La coscienza del bambino si desta progressivamente dai 3 anni, ma ancora per tutto il processo di crescita e di evoluzione del bambino che comprende gli anni della scuola elementare, la memoria si caratterizza per essere legata al tempo, al ritmo, alla ripetizione, alla possibilità di ricongiungere ieri-oggi-domani solo perché ha potuto percepirsi collegato al presente, con il corpo, con i sentimenti con il proprio io.
È il ritmo incessante del cuore e del respiro che viviamo ogni giorno in noi e che non si stanca mai di battere; ci dà l’immagine del vissuto del bambino ben collegato a se stesso, che gioca e impara e incontra il mondo, pieno di curiosità e gioia di vivere nella bellezza che, in tutte le forme, questo gli porta incontro.

Una scuola senza anima?

Al posto di tutto ciò, i legislatori stanno pensando di chiedere agli insegnanti di trasformare la scuola in un luogo di incontri senza anima, di oppressione e di fredda adesione alle regole, ove imparare ad aver paura del contagio e della malattia e a interiorizzare come giusta la regola del distacco e dei distanziamenti.
E gli insegnanti, loro malgrado, si trovano costretti a escogitare sotterfugi per proteggere i bambini da tali choc e rassicurare le famiglie, comprensibilmente spaventate e preoccupate dei danni a lungo termine che i bambini possano subire.
Dal pericolo reale ma assolutamente limitato e passeggero del virus nella popolazione infantile, stiamo passando alla sistematica costruzione di un danno permanente, di una ferita nascosta, in modo oggi non quantificabile, nel subconscio di quegli adulti del domani che sono oggi i nostri bambini.

I bambini sono le persone del futuro.

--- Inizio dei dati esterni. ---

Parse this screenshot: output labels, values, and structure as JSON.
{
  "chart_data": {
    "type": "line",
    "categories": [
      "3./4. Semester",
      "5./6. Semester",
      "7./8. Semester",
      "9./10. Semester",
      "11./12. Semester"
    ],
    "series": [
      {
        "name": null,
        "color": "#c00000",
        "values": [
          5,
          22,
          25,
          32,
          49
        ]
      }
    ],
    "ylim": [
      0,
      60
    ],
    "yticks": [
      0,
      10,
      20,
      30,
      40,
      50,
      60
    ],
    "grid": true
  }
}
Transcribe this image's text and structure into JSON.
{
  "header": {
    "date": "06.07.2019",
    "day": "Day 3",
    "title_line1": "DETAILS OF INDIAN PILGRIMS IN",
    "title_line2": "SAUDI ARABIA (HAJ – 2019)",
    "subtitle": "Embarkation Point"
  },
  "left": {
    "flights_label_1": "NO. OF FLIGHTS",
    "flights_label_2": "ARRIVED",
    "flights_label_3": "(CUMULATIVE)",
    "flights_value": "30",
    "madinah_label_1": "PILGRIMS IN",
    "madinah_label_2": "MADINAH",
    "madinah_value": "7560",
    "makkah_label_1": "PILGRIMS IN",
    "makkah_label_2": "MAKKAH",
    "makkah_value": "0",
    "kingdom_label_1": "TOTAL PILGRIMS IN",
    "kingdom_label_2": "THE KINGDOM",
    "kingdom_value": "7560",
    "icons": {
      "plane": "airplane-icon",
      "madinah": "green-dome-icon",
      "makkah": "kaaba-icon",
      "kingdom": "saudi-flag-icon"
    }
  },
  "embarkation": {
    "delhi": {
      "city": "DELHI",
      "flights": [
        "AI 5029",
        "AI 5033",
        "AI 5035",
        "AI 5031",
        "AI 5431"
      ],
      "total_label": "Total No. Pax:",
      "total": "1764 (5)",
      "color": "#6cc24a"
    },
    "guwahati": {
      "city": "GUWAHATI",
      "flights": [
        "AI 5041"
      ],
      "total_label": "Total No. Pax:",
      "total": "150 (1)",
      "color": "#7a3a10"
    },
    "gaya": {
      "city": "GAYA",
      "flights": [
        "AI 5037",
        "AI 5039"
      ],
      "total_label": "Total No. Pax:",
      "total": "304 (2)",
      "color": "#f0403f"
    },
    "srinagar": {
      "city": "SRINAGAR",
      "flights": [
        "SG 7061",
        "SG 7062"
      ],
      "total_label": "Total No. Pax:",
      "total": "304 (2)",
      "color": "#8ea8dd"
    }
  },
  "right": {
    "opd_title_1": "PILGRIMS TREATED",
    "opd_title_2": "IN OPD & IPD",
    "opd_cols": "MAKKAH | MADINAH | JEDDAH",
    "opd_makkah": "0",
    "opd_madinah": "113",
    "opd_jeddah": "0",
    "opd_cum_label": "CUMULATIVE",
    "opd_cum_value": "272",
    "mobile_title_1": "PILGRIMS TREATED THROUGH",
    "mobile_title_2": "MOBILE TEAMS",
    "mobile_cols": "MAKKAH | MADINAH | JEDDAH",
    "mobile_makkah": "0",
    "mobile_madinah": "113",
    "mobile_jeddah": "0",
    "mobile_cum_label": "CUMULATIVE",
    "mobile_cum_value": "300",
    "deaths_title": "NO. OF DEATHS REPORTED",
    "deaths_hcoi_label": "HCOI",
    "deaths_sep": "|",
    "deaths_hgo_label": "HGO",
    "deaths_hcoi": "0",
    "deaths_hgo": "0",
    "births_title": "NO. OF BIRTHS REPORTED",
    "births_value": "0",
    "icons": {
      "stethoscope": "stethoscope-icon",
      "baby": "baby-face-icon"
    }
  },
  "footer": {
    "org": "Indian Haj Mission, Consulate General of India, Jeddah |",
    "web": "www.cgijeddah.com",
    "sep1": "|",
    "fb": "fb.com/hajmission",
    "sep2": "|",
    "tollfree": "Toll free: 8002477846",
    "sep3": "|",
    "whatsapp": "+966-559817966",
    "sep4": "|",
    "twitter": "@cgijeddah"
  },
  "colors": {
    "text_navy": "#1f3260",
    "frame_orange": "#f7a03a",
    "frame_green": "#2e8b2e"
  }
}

E dunque devono ancora esistere, è sempre come se non esistessero ancora. Eppure: noi siamo qui ora, viviamo, sentiamo, soffriamo… La scuola dovrebbe essere una fucina dove si forgiano le parole più sante. […] La scuola dovrebbe invocare a gran voce i diritti dell’uomo, biasimare nel modo più fermo e radicale tutto ciò che vi è di torbido nella vita.
Janus Korczak


di Valeria Vincenti
Medico esperta di pedagogia curativa.